Cloud technology in the financial sector in 2022 and the added value of AI Labs
In 2022, the total amount of spending on IT services is projected to be around 1.3 trillion U.S. dollars worldwide and aside from all those that have already adopted it, studies show 60% of businesses intend to employ cloud computing in the next 18 months. The benefits of investing in cloud technology justify the investment with 94% of businesses reporting significant online security improvements after moving their data to the cloud.
With approximately 2.5 quintillion bytes of data created every day, cloud-based infrastructures are especially important for any financial enterprise that recollects sensitive information and countless data points about their customers such as banks. However, in order to maximize cloud computing and integrate it successfully in their business strategy, financial service companies require in-depth understanding of the latest technologies, capabilities, tools, and techniques that are offered by different Cloud providers which form the AI Cloud market.
The main cloud providers such as Amazon Web Services, Google Cloud, or Microsoft Azure, also known as hypersalers, continuously invest in extending their service catalog for AI development and cloud and have the capacity to scale the cloud capabilities of any entity.
In order to minimize the time and resources required to understand the best ways to leverage the AI cloud capabilities of hyperscalers for their particular business model, NTT DATA has created the AI Labs, a full-scale program that implements well-designed solutions through agile iterative processes that can drive experimentation and measure its progress.
So, what are AI Labs and how can financial institutions benefit from them?
AI Labs, the accelerator for rapid integration of AI cloud technologies for financial entities
The concerns over data privacy and security, giving up legacy on-premise applications, being compliant with all the new regulations, or the fear of losing control over systems when migrating them to the cloud, are just some of the challenges faced by financial entities when considering to incorporate AI cloud technologies in their strategy. These are also some of the reasons why the banking sector has been slower in incorporating advanced technologies than other industries.
However, this position is starting to change as more financial institutions realize how technology can help them meet their business objectives while satisfying customers’ needs at the same time.
The AI Labs were developed with a clear goal in mind: identify on behalf of financial entities the best combination of AI cloud computing technologies from different hyperscalers and scale their efforts with minimum effort and resources.

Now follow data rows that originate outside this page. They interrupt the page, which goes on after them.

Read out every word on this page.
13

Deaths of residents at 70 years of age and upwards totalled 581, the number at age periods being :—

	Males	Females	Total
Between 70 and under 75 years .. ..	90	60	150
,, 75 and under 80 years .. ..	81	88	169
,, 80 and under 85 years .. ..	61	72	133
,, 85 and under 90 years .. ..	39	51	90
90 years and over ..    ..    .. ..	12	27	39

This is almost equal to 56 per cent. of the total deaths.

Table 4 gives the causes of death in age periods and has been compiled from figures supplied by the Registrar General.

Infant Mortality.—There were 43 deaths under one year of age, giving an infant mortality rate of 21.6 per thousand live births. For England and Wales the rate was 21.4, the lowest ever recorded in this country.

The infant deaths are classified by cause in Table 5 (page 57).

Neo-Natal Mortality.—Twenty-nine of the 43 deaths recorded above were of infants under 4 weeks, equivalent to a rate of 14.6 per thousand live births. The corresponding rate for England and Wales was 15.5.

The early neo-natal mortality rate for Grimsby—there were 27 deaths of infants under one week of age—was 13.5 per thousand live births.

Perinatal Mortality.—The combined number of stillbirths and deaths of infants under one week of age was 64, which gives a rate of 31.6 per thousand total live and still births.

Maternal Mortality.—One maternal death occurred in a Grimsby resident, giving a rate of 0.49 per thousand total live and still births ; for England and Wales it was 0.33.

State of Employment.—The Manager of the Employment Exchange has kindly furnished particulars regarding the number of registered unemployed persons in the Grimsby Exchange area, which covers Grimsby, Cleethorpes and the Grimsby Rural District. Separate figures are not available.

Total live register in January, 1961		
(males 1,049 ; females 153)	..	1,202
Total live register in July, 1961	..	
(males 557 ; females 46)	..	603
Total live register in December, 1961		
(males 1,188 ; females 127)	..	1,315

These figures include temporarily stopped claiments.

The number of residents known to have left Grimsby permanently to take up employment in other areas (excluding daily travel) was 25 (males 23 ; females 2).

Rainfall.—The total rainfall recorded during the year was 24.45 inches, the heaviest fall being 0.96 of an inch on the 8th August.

AI Labs enables rapid experimenting of different cloud-available machine learning techniques and tools, across different business areas, for specific use-cases. They act as an independent yet integrated body that analyzes the generic business needs and end prototypes, that once validated, are productionized, and scaled.
The goal of AI Labs is to seamlessly integrate, update and elevate the ever-increasing AI/ML cloud capabilities of an organization's workflows at a smaller cost so that financial companies can reduce the cost associated with in-house research & development. This would allow banks to concentrate their talent and funding to search for the most adequate ways to solve the business challenges they face and thrive in this new technology era.
AI Labs offers solutions to NLP problems
A practical use case for AI Labs involves Natural Language Processing problems that stem from customer enquiries coming through a bank’s chat in their app. The customers chat with employees (not a chatbot), and the bank’s goal is to analyze those conversations, which can present different levels of complexity. AI Labs can help analyze the different scenarios a client might encounter when facing this type of problem. What technical considerations are important in an NLP problem? Which basic questions should the client ask before selecting a specific solution? These questions and every special consideration we can identify will allow us to choose correctly between using a cloud provider or working locally.
In this case, AI Labs will compare a pretrained model provided by the hyperscaler with a custom model trained by the bank. The examination will involve language models and include the use of a provider-managed solution and a more custom, AutoML solution.
The bank’s question is whether they should implement a complete analytical pipeline with a custom NLP model or whether it’s more efficient to use one of the services offered by cloud providers. There are two main dimensions that we need to take into consideration for this use case:
· The complexity of the different scenarios that the client may encounter when facing an NLP problem.
· The basic questions and technical considerations that the client should ask before selecting a specific solution.
In order to perform our analysis, we will consider a classification project to illustrate this idea:
AI Cloud solutions are in constant evolution and have reached a sufficiently high maturity level to have the potential to become a key piece in the AI strategy of any bank. In order to leverage the advanced capabilities of cloud technologies, financial institutions need to invest substantial time and resources in order to identify the best solution or hyperscaler to fit their needs. We’ve created AI Labs to help banks and other financial entities make the most of cloud AI technologies without having to deal with the complexities of developing the right solution, testing providers or integrating several tools.